To see why this is a problem, consider the extreme case where a model simply memorizes the data (for example KNN with 1 neighbour). If you evaluate this model with the data you've trained it on (or part thereof), you'll get perfect performance, but any other data will probably give terrible results.
That's why you need separate train and test sets. But even with that, it's possible that you get an unlucky split and train and test end up being too similar, again giving a misleading impression of the real performance. It could work the other way, too, where the train and test sets are too dissimilar and no matter what you learn on the training set, you won't do well on the test set.
So you can go one step further and use a series of train and test sets — cross-validation. You take your entire data and split into n of folds, using 1 fold for testing and remaining n-1 for training, then another for testing, and so on for n rounds.
Why is nested cross-validation for things like tuning (where lots of different models are evaluated and compared) better? Consider the following thought experiment. A learner has one parameter which just adds random noise; there's no real effect.

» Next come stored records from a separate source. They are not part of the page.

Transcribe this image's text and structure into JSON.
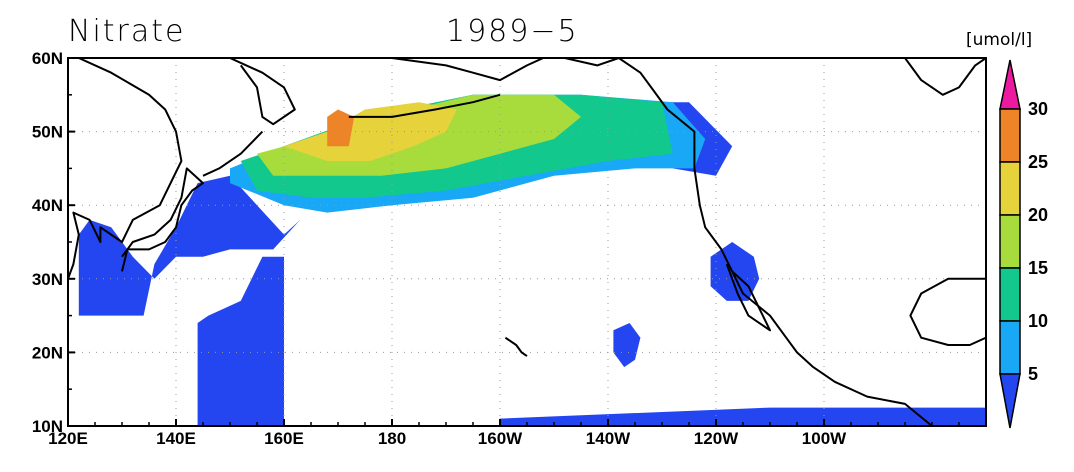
{
  "header": {
    "variable": "Nitrate",
    "date": "1989−5",
    "units": "[umol/l]"
  },
  "map": {
    "lon_range": [
      120,
      290
    ],
    "lat_range": [
      10,
      60
    ],
    "x_tick_labels": [
      {
        "lon": 120,
        "label": "120E"
      },
      {
        "lon": 140,
        "label": "140E"
      },
      {
        "lon": 160,
        "label": "160E"
      },
      {
        "lon": 180,
        "label": "180"
      },
      {
        "lon": 200,
        "label": "160W"
      },
      {
        "lon": 220,
        "label": "140W"
      },
      {
        "lon": 240,
        "label": "120W"
      },
      {
        "lon": 260,
        "label": "100W"
      }
    ],
    "y_tick_labels": [
      {
        "lat": 10,
        "label": "10N"
      },
      {
        "lat": 20,
        "label": "20N"
      },
      {
        "lat": 30,
        "label": "30N"
      },
      {
        "lat": 40,
        "label": "40N"
      },
      {
        "lat": 50,
        "label": "50N"
      },
      {
        "lat": 60,
        "label": "60N"
      }
    ],
    "grid": "dotted"
  },
  "colorbar": {
    "labels": [
      "5",
      "10",
      "15",
      "20",
      "25",
      "30"
    ],
    "colors": [
      "#2446f0",
      "#18a8f5",
      "#12c88c",
      "#a8dc3c",
      "#e6d23a",
      "#ee8428",
      "#ec1aa0"
    ]
  },
  "nitrate_regions": [
    {
      "level": 0,
      "points": [
        [
          145,
          10
        ],
        [
          160,
          10
        ],
        [
          160,
          33
        ],
        [
          156,
          33
        ],
        [
          152,
          27
        ],
        [
          146,
          25
        ],
        [
          144,
          24
        ],
        [
          144,
          10
        ]
      ]
    },
    {
      "level": 0,
      "points": [
        [
          122,
          25
        ],
        [
          134,
          25
        ],
        [
          136,
          32
        ],
        [
          140,
          37
        ],
        [
          144,
          43
        ],
        [
          150,
          44
        ],
        [
          155,
          40
        ],
        [
          160,
          36
        ],
        [
          163,
          38
        ],
        [
          158,
          34
        ],
        [
          150,
          34
        ],
        [
          145,
          33
        ],
        [
          140,
          33
        ],
        [
          136,
          30
        ],
        [
          132,
          33
        ],
        [
          128,
          37
        ],
        [
          124,
          38
        ],
        [
          122,
          36
        ]
      ]
    },
    {
      "level": 0,
      "points": [
        [
          200,
          10
        ],
        [
          290,
          10
        ],
        [
          290,
          12.5
        ],
        [
          250,
          12.5
        ],
        [
          200,
          11
        ]
      ]
    },
    {
      "level": 0,
      "points": [
        [
          243,
          35
        ],
        [
          247,
          33
        ],
        [
          248,
          30
        ],
        [
          246,
          27
        ],
        [
          242,
          27
        ],
        [
          239,
          29
        ],
        [
          239,
          33
        ]
      ]
    },
    {
      "level": 0,
      "points": [
        [
          224,
          24
        ],
        [
          226,
          22
        ],
        [
          225,
          19
        ],
        [
          223,
          18
        ],
        [
          221,
          20
        ],
        [
          221,
          23
        ]
      ]
    },
    {
      "level": 0,
      "points": [
        [
          228,
          54
        ],
        [
          235,
          54
        ],
        [
          243,
          48
        ],
        [
          240,
          44
        ],
        [
          232,
          45
        ]
      ]
    },
    {
      "level": 1,
      "points": [
        [
          150,
          45
        ],
        [
          160,
          48
        ],
        [
          175,
          52
        ],
        [
          195,
          55
        ],
        [
          215,
          55
        ],
        [
          232,
          54
        ],
        [
          238,
          49
        ],
        [
          236,
          45
        ],
        [
          225,
          45
        ],
        [
          210,
          44
        ],
        [
          195,
          41
        ],
        [
          180,
          40
        ],
        [
          168,
          39
        ],
        [
          160,
          40
        ],
        [
          150,
          43
        ]
      ]
    },
    {
      "level": 2,
      "points": [
        [
          152,
          46
        ],
        [
          160,
          48
        ],
        [
          175,
          52
        ],
        [
          195,
          55
        ],
        [
          215,
          55
        ],
        [
          230,
          54
        ],
        [
          232,
          47
        ],
        [
          220,
          46
        ],
        [
          205,
          44
        ],
        [
          190,
          42
        ],
        [
          175,
          41
        ],
        [
          165,
          41
        ],
        [
          155,
          42
        ]
      ]
    },
    {
      "level": 3,
      "points": [
        [
          155,
          47
        ],
        [
          165,
          49
        ],
        [
          178,
          52
        ],
        [
          195,
          55
        ],
        [
          210,
          55
        ],
        [
          215,
          52
        ],
        [
          210,
          49
        ],
        [
          200,
          47
        ],
        [
          190,
          45
        ],
        [
          178,
          44
        ],
        [
          168,
          44
        ],
        [
          158,
          44
        ]
      ]
    },
    {
      "level": 4,
      "points": [
        [
          160,
          48
        ],
        [
          168,
          50
        ],
        [
          175,
          53
        ],
        [
          185,
          54
        ],
        [
          192,
          53
        ],
        [
          190,
          50
        ],
        [
          184,
          48
        ],
        [
          176,
          46
        ],
        [
          168,
          46
        ]
      ]
    },
    {
      "level": 5,
      "points": [
        [
          168,
          48
        ],
        [
          172,
          48
        ],
        [
          173,
          52
        ],
        [
          170,
          53
        ],
        [
          168,
          52
        ]
      ]
    }
  ],
  "coastlines": [
    {
      "name": "asia",
      "points": [
        [
          122,
          60
        ],
        [
          128,
          58
        ],
        [
          135,
          55
        ],
        [
          138,
          53
        ],
        [
          140,
          50
        ],
        [
          141,
          46
        ],
        [
          139,
          43
        ],
        [
          137,
          40
        ],
        [
          132,
          38
        ],
        [
          130,
          35
        ],
        [
          126,
          37
        ],
        [
          126,
          35
        ],
        [
          124,
          38
        ],
        [
          121,
          39
        ],
        [
          122,
          36
        ],
        [
          121,
          32
        ],
        [
          120,
          30
        ]
      ]
    },
    {
      "name": "japan",
      "points": [
        [
          130,
          31
        ],
        [
          131,
          34
        ],
        [
          135,
          34
        ],
        [
          138,
          35
        ],
        [
          140,
          37
        ],
        [
          141,
          40
        ],
        [
          143,
          42
        ],
        [
          145,
          43
        ],
        [
          142,
          45
        ],
        [
          141,
          41
        ],
        [
          139,
          38
        ],
        [
          136,
          36
        ],
        [
          132,
          35
        ],
        [
          130,
          33
        ]
      ]
    },
    {
      "name": "kamchatka",
      "points": [
        [
          150,
          60
        ],
        [
          156,
          58
        ],
        [
          160,
          56
        ],
        [
          162,
          53
        ],
        [
          158,
          51
        ],
        [
          156,
          52
        ],
        [
          155,
          56
        ],
        [
          152,
          59
        ]
      ]
    },
    {
      "name": "kuril",
      "points": [
        [
          145,
          44
        ],
        [
          148,
          45
        ],
        [
          152,
          47
        ],
        [
          156,
          50
        ]
      ]
    },
    {
      "name": "alaska",
      "points": [
        [
          163,
          60
        ],
        [
          168,
          60
        ],
        [
          172,
          60
        ],
        [
          180,
          60
        ],
        [
          190,
          59
        ],
        [
          195,
          58
        ],
        [
          200,
          57
        ],
        [
          205,
          59
        ],
        [
          208,
          60
        ]
      ]
    },
    {
      "name": "aleutians",
      "points": [
        [
          172,
          52
        ],
        [
          180,
          52
        ],
        [
          188,
          53
        ],
        [
          195,
          54
        ],
        [
          200,
          55
        ]
      ]
    },
    {
      "name": "america",
      "points": [
        [
          212,
          60
        ],
        [
          218,
          59
        ],
        [
          222,
          60
        ],
        [
          226,
          58
        ],
        [
          228,
          56
        ],
        [
          231,
          53
        ],
        [
          236,
          50
        ],
        [
          236,
          45
        ],
        [
          237,
          40
        ],
        [
          238,
          37
        ],
        [
          241,
          34
        ],
        [
          243,
          31
        ],
        [
          245,
          28
        ],
        [
          250,
          25
        ],
        [
          253,
          22
        ],
        [
          255,
          20
        ],
        [
          258,
          18
        ],
        [
          262,
          16
        ],
        [
          268,
          14
        ],
        [
          275,
          13
        ],
        [
          280,
          10
        ]
      ]
    },
    {
      "name": "baja",
      "points": [
        [
          242,
          32
        ],
        [
          244,
          28
        ],
        [
          246,
          25
        ],
        [
          250,
          23
        ],
        [
          248,
          26
        ],
        [
          246,
          29
        ],
        [
          243,
          31
        ]
      ]
    },
    {
      "name": "gulf-mexico",
      "points": [
        [
          290,
          30
        ],
        [
          283,
          30
        ],
        [
          278,
          28
        ],
        [
          276,
          25
        ],
        [
          278,
          22
        ],
        [
          283,
          21
        ],
        [
          287,
          21
        ],
        [
          290,
          22
        ]
      ]
    },
    {
      "name": "hawaii",
      "points": [
        [
          201,
          22
        ],
        [
          203,
          21
        ],
        [
          204,
          20
        ],
        [
          205,
          19.5
        ]
      ]
    },
    {
      "name": "hudson",
      "points": [
        [
          275,
          60
        ],
        [
          278,
          57
        ],
        [
          282,
          55
        ],
        [
          285,
          56
        ],
        [
          288,
          59
        ],
        [
          290,
          60
        ]
      ]
    }
  ]
}
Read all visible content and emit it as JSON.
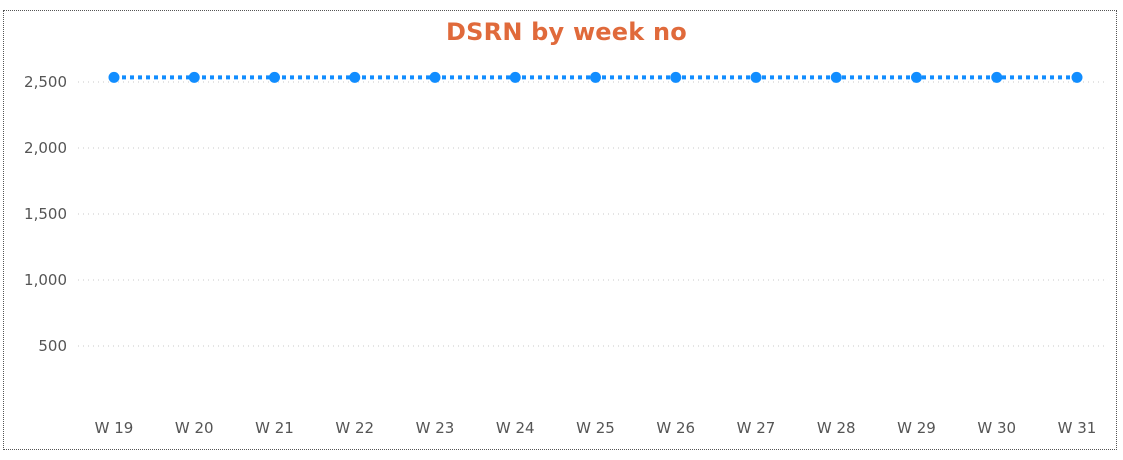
{
  "chart_data": {
    "type": "line",
    "title": "DSRN by week no",
    "xlabel": "",
    "ylabel": "",
    "categories": [
      "W 19",
      "W 20",
      "W 21",
      "W 22",
      "W 23",
      "W 24",
      "W 25",
      "W 26",
      "W 27",
      "W 28",
      "W 29",
      "W 30",
      "W 31"
    ],
    "series": [
      {
        "values": [
          2535,
          2535,
          2535,
          2535,
          2535,
          2535,
          2535,
          2535,
          2535,
          2535,
          2535,
          2535,
          2535
        ]
      }
    ],
    "y_ticks": [
      500,
      1000,
      1500,
      2000,
      2500
    ],
    "y_tick_labels": [
      "500",
      "1,000",
      "1,500",
      "2,000",
      "2,500"
    ],
    "ylim": [
      0,
      2900
    ],
    "grid": true,
    "line_style": "dotted",
    "colors": {
      "title": "#E06A3B",
      "series": "#118DFF",
      "grid": "#C8C8C8",
      "tick": "#555555"
    }
  }
}
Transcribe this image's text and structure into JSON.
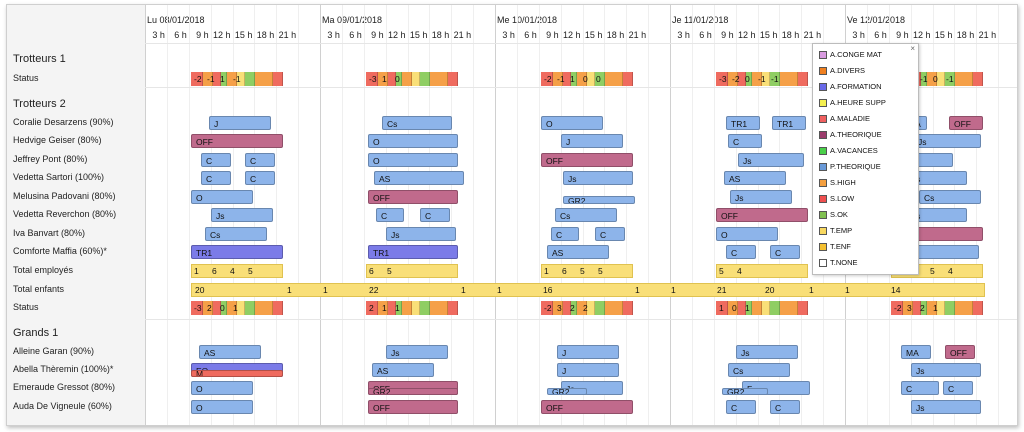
{
  "days": [
    {
      "label": "Lu 08/01/2018",
      "hours": [
        "3 h",
        "6 h",
        "9 h",
        "12 h",
        "15 h",
        "18 h",
        "21 h"
      ]
    },
    {
      "label": "Ma 09/01/2018",
      "hours": [
        "3 h",
        "6 h",
        "9 h",
        "12 h",
        "15 h",
        "18 h",
        "21 h"
      ]
    },
    {
      "label": "Me 10/01/2018",
      "hours": [
        "3 h",
        "6 h",
        "9 h",
        "12 h",
        "15 h",
        "18 h",
        "21 h"
      ]
    },
    {
      "label": "Je 11/01/2018",
      "hours": [
        "3 h",
        "6 h",
        "9 h",
        "12 h",
        "15 h",
        "18 h",
        "21 h"
      ]
    },
    {
      "label": "Ve 12/01/2018",
      "hours": [
        "3 h",
        "6 h",
        "9 h",
        "12 h",
        "15 h",
        "18 h",
        "21 h"
      ]
    }
  ],
  "groups": {
    "trotteurs1": "Trotteurs 1",
    "trotteurs2": "Trotteurs 2",
    "grands1": "Grands 1"
  },
  "rows": {
    "status1": "Status",
    "r1": "Coralie Desarzens (90%)",
    "r2": "Hedvige Geiser (80%)",
    "r3": "Jeffrey Pont (80%)",
    "r4": "Vedetta Sartori (100%)",
    "r5": "Melusina Padovani (80%)",
    "r6": "Vedetta Reverchon (80%)",
    "r7": "Iva Banvart (80%)",
    "r8": "Comforte Maffia (60%)*",
    "total_emp": "Total employés",
    "total_enf": "Total enfants",
    "status2": "Status",
    "g1": "Alleine Garan (90%)",
    "g2": "Abella Thèremin (100%)*",
    "g3": "Emeraude Gressot (80%)",
    "g4": "Auda De Vigneule (60%)"
  },
  "status1": [
    [
      "-2",
      "-1",
      "1",
      "-1"
    ],
    [
      "-3",
      "1",
      "0"
    ],
    [
      "-2",
      "-1",
      "1",
      "0",
      "0"
    ],
    [
      "-3",
      "-2",
      "0",
      "-1",
      "-1"
    ],
    [
      "-1",
      "0",
      "-1",
      "0",
      "-1"
    ]
  ],
  "status2": [
    [
      "-3",
      "2",
      "0",
      "1"
    ],
    [
      "2",
      "1",
      "1"
    ],
    [
      "-2",
      "3",
      "2",
      "2"
    ],
    [
      "1",
      "0",
      "1"
    ],
    [
      "-2",
      "3",
      "2",
      "1"
    ]
  ],
  "total_emp": [
    [
      "1",
      "6",
      "4",
      "5"
    ],
    [
      "6",
      "5"
    ],
    [
      "1",
      "6",
      "5",
      "5"
    ],
    [
      "5",
      "4"
    ],
    [
      "1",
      "6",
      "5",
      "4"
    ]
  ],
  "total_enf": [
    "20",
    "1",
    "1",
    "22",
    "1",
    "1",
    "16",
    "1",
    "1",
    "21",
    "20",
    "1",
    "1",
    "14"
  ],
  "bars": {
    "r1": [
      "J",
      "Cs",
      "O",
      "TR1",
      "TR1",
      "MA",
      "OFF"
    ],
    "r2": [
      "OFF",
      "O",
      "J",
      "C",
      "Js"
    ],
    "r3": [
      "C",
      "C",
      "O",
      "OFF",
      "Js",
      "O"
    ],
    "r4": [
      "C",
      "C",
      "AS",
      "Js",
      "AS",
      "Cs"
    ],
    "r5": [
      "O",
      "OFF",
      "GR2",
      "Js",
      "Cs",
      "F"
    ],
    "r6": [
      "Js",
      "C",
      "C",
      "Cs",
      "OFF",
      "Cs"
    ],
    "r7": [
      "Cs",
      "Js",
      "C",
      "C",
      "O",
      "OFF"
    ],
    "r8": [
      "TR1",
      "TR1",
      "AS",
      "C",
      "C",
      "J"
    ],
    "g1": [
      "AS",
      "Js",
      "J",
      "Js",
      "MA",
      "OFF"
    ],
    "g2": [
      "EQ",
      "M",
      "AS",
      "J",
      "Cs",
      "Js"
    ],
    "g3": [
      "O",
      "OFF",
      "GR2",
      "Js",
      "GR2",
      "F",
      "GR2",
      "C",
      "C"
    ],
    "g4": [
      "O",
      "OFF",
      "OFF",
      "C",
      "C",
      "Js"
    ]
  },
  "legend": [
    {
      "label": "A.CONGE MAT",
      "color": "#d99be0"
    },
    {
      "label": "A.DIVERS",
      "color": "#f08020"
    },
    {
      "label": "A.FORMATION",
      "color": "#6a6ae8"
    },
    {
      "label": "A.HEURE SUPP",
      "color": "#f5f050"
    },
    {
      "label": "A.MALADIE",
      "color": "#f06060"
    },
    {
      "label": "A.THEORIQUE",
      "color": "#9c3c6c"
    },
    {
      "label": "A.VACANCES",
      "color": "#4ad04a"
    },
    {
      "label": "P.THEORIQUE",
      "color": "#6a9ad8"
    },
    {
      "label": "S.HIGH",
      "color": "#f5a040"
    },
    {
      "label": "S.LOW",
      "color": "#f05050"
    },
    {
      "label": "S.OK",
      "color": "#80c050"
    },
    {
      "label": "T.EMP",
      "color": "#f8d860"
    },
    {
      "label": "T.ENF",
      "color": "#f4c030"
    },
    {
      "label": "T.NONE",
      "color": "#ffffff"
    }
  ],
  "legend_close": "×",
  "colors": {
    "blue": "#8db4ea",
    "offred": "#c06a8c",
    "purple": "#7b7be8",
    "green": "#8fce63",
    "red": "#ef6b5f",
    "orange": "#f5a048",
    "yellow": "#f9df78"
  }
}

Comparing different parameterizations of this learner will result in one of those being best by pure chance, even when using a cross-validation. In a nested cross-validation, the models will be evaluated on yet another set, showing that the parameter doesn't actually do anything (or at least more likely to show that).
Neither cross-validation nor nested cross-validation are really required in any case, but they'll likely improve the generalisation performance of the end result dramatically.